The central phrase is retained in the law that a clause is unfair if “it creates, contrary to the good faith imperative, a significant imbalance in the rights and duties of the parties to the detriment of the consumer,” but there are a few additional requirements: Normally, a consumer does not have the automatic right to change his mind and terminate a contract; If that is the case, then they are in breach of the treaty. However, there is an automatic right of retraction in some specific cases, including most contracts with remote consumers (for example. B, remote selling or the internet) or at a consumer` home, etc.; See “Consumer Contracts (Information, Cancellation and Additional Fees) Regulations 2013″ below. Can a merchant enter into a contract under legal rights and remedies under a digital content contract? If more than six months have passed, the consumer must prove that the defect was there at the time of delivery. They must also demonstrate that the defect was on site at the time of delivery, when they use their short-term right to return the goods. Some defects do not occur until a certain time after delivery and, in these cases, it is sufficient to prove that there was, at that time, an underlying or hidden defect. The credit rating agency applies to contracts concluded on Or after October 1, 2015 and to consumer notifications that will be submitted as of October 1, 2015. However, existing contracts and notices are covered by the current law, but we believe that if an existing contract is different to such an extent that it is a new contract on October 1, 2015 or after October 1, 2015, the credit rating agency will also apply. The law is a mixed bag of consolidation (which introduces in a law a mass of rights of existing and often confused consumers), but also a new law.

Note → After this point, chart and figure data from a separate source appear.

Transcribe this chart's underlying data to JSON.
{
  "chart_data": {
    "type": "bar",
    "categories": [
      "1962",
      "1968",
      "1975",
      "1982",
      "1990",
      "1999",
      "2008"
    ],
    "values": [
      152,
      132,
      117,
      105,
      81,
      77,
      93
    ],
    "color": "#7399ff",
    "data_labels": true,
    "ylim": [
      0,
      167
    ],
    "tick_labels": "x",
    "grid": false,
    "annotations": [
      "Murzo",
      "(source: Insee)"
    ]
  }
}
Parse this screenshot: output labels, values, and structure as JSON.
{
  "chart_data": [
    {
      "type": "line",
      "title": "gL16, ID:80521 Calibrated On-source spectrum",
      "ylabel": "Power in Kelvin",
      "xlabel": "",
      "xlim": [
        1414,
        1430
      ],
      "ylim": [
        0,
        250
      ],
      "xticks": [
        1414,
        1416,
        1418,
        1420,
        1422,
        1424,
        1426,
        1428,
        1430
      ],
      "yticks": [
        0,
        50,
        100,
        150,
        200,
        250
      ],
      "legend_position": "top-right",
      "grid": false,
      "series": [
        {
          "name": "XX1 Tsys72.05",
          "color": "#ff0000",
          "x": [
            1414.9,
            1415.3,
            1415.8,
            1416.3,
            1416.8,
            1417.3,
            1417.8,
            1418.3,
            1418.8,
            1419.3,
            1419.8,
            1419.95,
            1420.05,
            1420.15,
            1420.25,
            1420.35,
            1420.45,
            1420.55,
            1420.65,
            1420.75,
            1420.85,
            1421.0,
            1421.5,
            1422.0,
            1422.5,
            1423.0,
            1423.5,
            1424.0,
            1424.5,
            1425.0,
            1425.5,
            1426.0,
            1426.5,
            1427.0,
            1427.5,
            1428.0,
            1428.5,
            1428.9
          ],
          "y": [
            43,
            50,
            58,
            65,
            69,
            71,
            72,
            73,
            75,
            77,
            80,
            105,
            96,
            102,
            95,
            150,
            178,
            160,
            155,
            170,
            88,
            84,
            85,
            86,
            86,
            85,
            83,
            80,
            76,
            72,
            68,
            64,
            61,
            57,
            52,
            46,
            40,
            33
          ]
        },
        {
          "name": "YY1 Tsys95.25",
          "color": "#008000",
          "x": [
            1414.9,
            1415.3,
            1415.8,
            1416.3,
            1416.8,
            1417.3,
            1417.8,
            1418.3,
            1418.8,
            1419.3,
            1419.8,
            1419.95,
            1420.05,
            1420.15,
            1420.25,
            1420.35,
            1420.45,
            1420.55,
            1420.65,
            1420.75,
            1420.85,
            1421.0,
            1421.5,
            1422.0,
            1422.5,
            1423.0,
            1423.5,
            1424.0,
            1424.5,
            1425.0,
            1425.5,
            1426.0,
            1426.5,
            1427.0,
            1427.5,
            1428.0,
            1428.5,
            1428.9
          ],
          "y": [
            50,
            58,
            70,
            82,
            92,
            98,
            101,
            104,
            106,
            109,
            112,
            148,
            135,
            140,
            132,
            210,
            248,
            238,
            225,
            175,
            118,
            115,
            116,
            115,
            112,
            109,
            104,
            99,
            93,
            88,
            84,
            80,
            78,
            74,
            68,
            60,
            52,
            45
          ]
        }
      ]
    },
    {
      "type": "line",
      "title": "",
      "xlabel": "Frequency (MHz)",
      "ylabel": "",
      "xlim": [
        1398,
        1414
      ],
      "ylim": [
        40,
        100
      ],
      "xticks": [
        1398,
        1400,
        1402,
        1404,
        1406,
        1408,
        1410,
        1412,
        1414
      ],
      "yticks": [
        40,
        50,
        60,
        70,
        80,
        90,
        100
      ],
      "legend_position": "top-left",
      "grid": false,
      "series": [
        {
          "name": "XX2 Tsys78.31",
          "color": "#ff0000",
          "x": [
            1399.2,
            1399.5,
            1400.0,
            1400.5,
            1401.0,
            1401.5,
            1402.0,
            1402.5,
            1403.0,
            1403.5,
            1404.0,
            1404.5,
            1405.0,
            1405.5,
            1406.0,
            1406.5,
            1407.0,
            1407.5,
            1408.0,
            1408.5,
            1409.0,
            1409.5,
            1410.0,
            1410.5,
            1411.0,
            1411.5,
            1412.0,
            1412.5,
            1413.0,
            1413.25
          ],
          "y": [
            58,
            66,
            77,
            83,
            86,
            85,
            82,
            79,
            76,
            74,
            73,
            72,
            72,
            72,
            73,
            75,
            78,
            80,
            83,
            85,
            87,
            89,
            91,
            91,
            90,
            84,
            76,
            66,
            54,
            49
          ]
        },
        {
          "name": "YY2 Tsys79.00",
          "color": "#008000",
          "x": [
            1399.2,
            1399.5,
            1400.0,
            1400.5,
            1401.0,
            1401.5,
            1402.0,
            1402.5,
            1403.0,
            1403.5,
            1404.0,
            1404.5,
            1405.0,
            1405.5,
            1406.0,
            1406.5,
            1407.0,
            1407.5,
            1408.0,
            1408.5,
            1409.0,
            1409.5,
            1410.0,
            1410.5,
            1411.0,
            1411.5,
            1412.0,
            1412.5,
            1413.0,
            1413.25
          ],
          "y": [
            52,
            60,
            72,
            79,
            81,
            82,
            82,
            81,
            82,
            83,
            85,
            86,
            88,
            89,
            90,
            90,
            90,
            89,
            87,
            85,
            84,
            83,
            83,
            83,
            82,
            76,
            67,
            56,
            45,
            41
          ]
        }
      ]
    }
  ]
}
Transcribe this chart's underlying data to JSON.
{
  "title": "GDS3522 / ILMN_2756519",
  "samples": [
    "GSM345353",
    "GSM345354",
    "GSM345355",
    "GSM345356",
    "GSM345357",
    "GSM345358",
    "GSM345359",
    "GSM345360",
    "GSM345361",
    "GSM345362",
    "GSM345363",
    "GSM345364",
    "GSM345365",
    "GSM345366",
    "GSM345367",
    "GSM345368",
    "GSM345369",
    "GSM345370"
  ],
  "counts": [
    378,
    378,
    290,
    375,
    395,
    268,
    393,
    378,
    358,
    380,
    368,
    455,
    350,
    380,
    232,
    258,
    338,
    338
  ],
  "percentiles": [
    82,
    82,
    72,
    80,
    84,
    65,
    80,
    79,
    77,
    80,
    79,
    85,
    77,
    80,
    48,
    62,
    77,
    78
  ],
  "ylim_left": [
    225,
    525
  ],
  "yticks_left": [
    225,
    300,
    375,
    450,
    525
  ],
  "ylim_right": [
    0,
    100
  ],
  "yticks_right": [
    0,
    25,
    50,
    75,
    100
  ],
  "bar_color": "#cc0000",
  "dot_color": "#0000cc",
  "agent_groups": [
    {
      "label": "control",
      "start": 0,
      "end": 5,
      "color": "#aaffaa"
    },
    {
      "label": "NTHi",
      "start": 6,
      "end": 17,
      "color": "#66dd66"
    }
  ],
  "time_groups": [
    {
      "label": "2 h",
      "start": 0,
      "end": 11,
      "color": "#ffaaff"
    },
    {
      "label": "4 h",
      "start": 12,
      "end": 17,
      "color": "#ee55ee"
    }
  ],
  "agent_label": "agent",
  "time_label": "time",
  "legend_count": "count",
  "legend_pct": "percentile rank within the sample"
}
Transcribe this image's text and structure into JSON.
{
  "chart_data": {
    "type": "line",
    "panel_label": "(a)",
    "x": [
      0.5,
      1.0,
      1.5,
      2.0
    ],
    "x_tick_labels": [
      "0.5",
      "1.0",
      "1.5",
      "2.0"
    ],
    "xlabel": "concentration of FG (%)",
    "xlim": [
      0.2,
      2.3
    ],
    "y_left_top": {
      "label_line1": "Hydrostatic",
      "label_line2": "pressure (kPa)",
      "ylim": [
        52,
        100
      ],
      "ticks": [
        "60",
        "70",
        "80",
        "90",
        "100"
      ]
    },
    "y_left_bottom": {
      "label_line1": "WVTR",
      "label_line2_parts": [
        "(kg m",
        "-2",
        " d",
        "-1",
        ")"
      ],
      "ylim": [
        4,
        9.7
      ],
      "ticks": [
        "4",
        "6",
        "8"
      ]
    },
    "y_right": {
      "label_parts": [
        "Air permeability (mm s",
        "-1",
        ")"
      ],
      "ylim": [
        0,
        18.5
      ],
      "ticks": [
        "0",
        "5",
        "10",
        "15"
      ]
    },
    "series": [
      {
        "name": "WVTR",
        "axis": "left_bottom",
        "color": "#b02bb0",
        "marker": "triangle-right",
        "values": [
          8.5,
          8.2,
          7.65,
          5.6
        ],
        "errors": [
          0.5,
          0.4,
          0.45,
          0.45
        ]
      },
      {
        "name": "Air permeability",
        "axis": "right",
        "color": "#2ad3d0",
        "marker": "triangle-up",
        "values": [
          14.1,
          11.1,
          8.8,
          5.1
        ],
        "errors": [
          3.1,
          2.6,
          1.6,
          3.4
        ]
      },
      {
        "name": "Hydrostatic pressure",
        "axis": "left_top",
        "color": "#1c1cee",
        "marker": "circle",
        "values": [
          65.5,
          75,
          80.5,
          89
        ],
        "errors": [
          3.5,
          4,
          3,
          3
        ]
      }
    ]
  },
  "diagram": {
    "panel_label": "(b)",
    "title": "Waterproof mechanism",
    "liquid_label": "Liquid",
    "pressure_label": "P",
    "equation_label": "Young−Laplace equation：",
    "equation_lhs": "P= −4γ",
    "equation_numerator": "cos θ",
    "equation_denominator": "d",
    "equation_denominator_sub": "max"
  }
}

The government took the opportunity to consolidate and update the Consumer Protection Act when they enter into contracts with merchants. The rating agency only applies to B2C (contracts between distributors and consumers), but suppliers and buyers of B2B (business-to-business) cannot ignore it, even if the goods, digital content or services concerned are ultimately delivered to consumers. A contract for the manufacture of goods is a contract of goods – if a trader manufactures products for a consumer (for example. B a seamstress who makes a dress), the agreement with the consumer should be considered a contract of goods, even if a service is provided. Conversely, the contract with the consumer is a service contract when the final product is only proof of the professional`s performance (for example. B writing a will). This distinction is important because it affects the remedies available to the consumer. If the consumer opts for repair, replacement, price reduction or final right of rejection and the defect is found within six months of delivery, it is presumed that the error was made at the time of delivery, unless the professional can prove anything else or is not inconsistent with the circumstances. , for example, obvious signs of abuse.